In a country where inequalities and poverty are enormous, it is politically appropriate to blame individuals for not repaying their debts rather than assessing the structural inequalities that affect payment terms. Much research has linked racialized socio-economic inequalities to a higher number of dependents dependent on black graduates. This phenomenon is commonly called “Black tax” and ignore the burden of the escalating cost of living that all South Africans face.

Ultimately, poorer students graduate with higher levels of debt and face greater hurdles in paying them off, which is neither fair nor indicative of merit. Moralistic or political demagoguery about who deserves or does not deserve debt relief will only weaken efforts to achieve our democratic ambitions. We should do all we can to expand opportunities and promote productive economic behavior above the normalized extractive economic orthodoxy of neoliberalism over the past 40 years.

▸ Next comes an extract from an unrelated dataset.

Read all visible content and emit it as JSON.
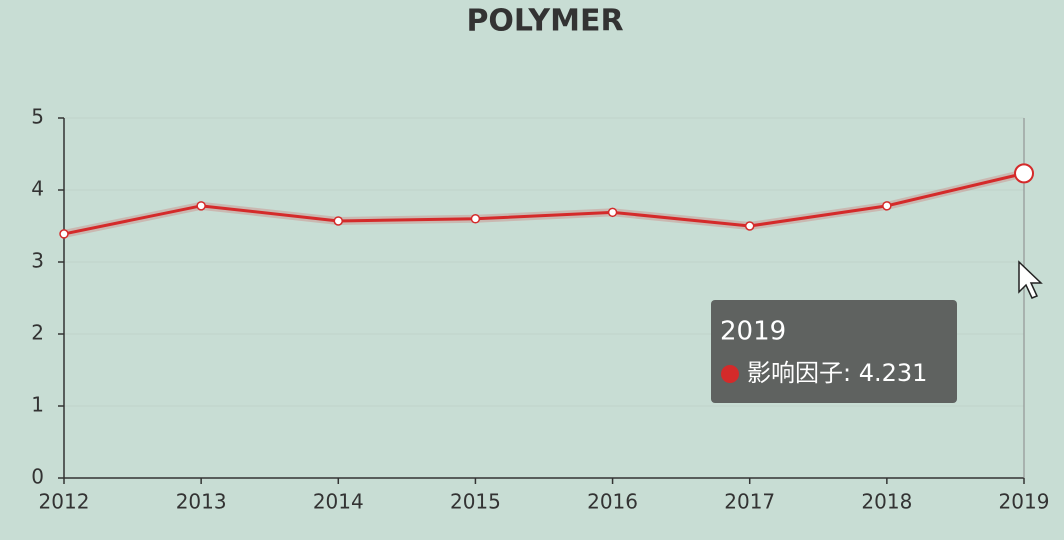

South Africa should look no further than the United States where student debt has metastasized into a crisis. The psychological and material burden of student debt has been linked to the delay of young Americans in starting families, buying homes, starting businesses, and participating in other productive economic activities. Meanwhile, UK Labor is calling for a return to a need-based grant system and Germany abolished tuition fees in 2014. If vibrant, wealthy industrialized nations with robust labor markets have caved in under the burden of debt, so why is South Africa stepping on the same plank?


The main aversion to free education is ideological and ignores the historical makeup of South Africa. Debt cancellation is a rational and strategic investment in our country’s workforce that must be empowered to meet the severe challenges presented by a post-pandemic world facing ecological disaster. To solve the daunting challenges of skills shortages and unemployment, debt-free higher education must be on the economic agenda. Brighter minds are needed to work on the design of financial instruments and the development of new resilient industries for a future “green” economy needed to avoid rushing to the proverbial cliff edge.

This is our opportunity as South Africans to turn our backs on self-interest and greed, and move towards a society centered on social security and sustainable development. Let’s start by canceling student debt.